Soledad O’Brien sobre as falhas do jornalismo na era Trump

A repórter e gadfly do Twitter diz que seu novo podcast é sobre o que está acontecendo na sociedade e a mudança social, de uma forma que considera isso como político.

Soledad O’Brien sobre as falhas do jornalismo na era Trump

Um veterano de 30 anos no setor de notícias, Soledad O’Brien ganhou o direito de falar livremente sobre a situação do mundo em geral e do jornalismo em particular. Essa é uma das grandes atrações do apimentado ex-âncora da CNN Feed do Twitter , que conquistou para ela mais de 2 milhões de seguidores.



Muito opinativo com Soledad O’Brien é uma extensão das trocas mais vigorosas de O'Brien no Twitter. Em episódios recentes, são exploradas questões tão diversas como a luta dos nativos americanos pelo dinheiro do CARES Act, a rebelião no Capitólio dos EUA e a demissão do pesquisador de ética do Google AI, Timnit Gebru.

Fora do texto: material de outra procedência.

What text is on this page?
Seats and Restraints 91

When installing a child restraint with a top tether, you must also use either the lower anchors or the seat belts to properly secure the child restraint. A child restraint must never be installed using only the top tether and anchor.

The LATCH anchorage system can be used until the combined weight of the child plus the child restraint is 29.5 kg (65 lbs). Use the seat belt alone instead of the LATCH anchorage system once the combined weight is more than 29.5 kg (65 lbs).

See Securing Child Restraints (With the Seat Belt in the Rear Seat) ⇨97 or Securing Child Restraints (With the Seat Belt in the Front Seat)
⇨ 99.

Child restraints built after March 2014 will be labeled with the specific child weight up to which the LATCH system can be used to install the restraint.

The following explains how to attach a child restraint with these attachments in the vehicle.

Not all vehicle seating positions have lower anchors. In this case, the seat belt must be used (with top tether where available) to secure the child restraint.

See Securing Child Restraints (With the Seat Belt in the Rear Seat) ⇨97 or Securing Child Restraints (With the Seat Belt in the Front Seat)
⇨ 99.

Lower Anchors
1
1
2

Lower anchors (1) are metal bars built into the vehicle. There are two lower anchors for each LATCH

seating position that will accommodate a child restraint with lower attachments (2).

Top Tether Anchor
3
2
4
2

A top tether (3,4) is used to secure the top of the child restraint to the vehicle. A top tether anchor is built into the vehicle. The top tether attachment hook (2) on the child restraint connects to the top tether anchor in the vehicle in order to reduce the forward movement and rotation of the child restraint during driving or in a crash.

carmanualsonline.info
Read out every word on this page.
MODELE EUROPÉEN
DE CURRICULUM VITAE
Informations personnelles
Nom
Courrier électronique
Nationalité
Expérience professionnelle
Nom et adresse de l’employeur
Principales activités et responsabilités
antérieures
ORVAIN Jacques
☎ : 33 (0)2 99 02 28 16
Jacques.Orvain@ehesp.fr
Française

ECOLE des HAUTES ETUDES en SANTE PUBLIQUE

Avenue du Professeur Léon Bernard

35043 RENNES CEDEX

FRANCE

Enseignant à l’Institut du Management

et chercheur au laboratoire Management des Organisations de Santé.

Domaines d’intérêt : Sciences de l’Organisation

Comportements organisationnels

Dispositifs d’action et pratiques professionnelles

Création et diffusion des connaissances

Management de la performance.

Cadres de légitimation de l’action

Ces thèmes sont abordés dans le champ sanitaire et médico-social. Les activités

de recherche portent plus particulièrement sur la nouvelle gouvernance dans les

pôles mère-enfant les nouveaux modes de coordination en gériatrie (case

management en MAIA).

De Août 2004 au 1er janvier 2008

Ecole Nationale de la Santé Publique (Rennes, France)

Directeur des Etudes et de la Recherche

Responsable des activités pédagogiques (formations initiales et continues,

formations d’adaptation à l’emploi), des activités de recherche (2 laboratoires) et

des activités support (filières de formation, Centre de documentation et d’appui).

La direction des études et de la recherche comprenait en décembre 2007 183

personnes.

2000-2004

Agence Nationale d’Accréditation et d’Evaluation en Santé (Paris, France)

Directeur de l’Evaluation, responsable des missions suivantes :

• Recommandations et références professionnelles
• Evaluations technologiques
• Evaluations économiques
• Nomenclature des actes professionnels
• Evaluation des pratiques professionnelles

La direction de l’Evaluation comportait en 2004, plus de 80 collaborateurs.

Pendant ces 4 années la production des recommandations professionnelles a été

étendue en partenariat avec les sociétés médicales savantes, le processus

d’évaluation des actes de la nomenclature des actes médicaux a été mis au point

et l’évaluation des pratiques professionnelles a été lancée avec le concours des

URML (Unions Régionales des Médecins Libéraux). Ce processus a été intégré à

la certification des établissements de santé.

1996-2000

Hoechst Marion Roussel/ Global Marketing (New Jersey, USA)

Muito opinativo faz parte do Quake, um serviço de assinatura que custa US $ 3 por mês ou US $ 30 por ano e também oferece programas com a apresentadora da Fox News Laura Ingraham, o candidato ao governo da Flórida, Andrew Gillum, e o político / analista republicano Mike Huckabee, entre outros. Falei com O’Brien sobre seu novo podcast, seus tópicos e abordagem, e o louco ambiente político e de mídia que ele tenta explicar. Esta entrevista foi editada para maior clareza e brevidade.



Empresa Rápida: A conversa política neste país é tão rancorosa como sempre foi na minha vida, e muito dessa conversa agora acontece nas redes sociais. Às vezes eu realmente me pergunto se o Facebook e o Twitter são boas configurações para a conversa política nacional.



Soledad O'Brien: De certa forma, [eles são] um ótimo lugar, porque acho que a tecnologia sempre foi uma maneira incrível de pessoas com ideias semelhantes se encontrarem. Se você pensar bem, isso é algo incrível. Mas muitas vezes as plataformas de mídia social não permitem muito contexto, e muitas conversas na verdade exigem muito contexto.

Estou obcecado com o Twitter, mesmo como eu o chamo de fossa - que provavelmente descreve todo mundo na mídia social - porque gosto dessa capacidade de ter conversas e interromper e apenas falar com as pessoas com quem você quer falar. É realmente fascinante.



Sempre iniciamos o podcast com um olhar sobre a conversa que o Twitter está tendo, para ouvir o que as pessoas estão falando nas redes sociais e, em seguida, mergulhar mais fundo em uma conversa com a pessoa principal com quem estamos conversando naquele dia . Eu quero dar minha opinião, mas é menos sobre minha opinião e mais sobre a história contextual que você precisa entender. E também para compartilhar com as pessoas minha obsessão pelo Twitter - o que é bom e o que é ruim é o Twitter. Tentei encapsular tudo isso no podcast e acho que finalmente descobrimos a receita disso.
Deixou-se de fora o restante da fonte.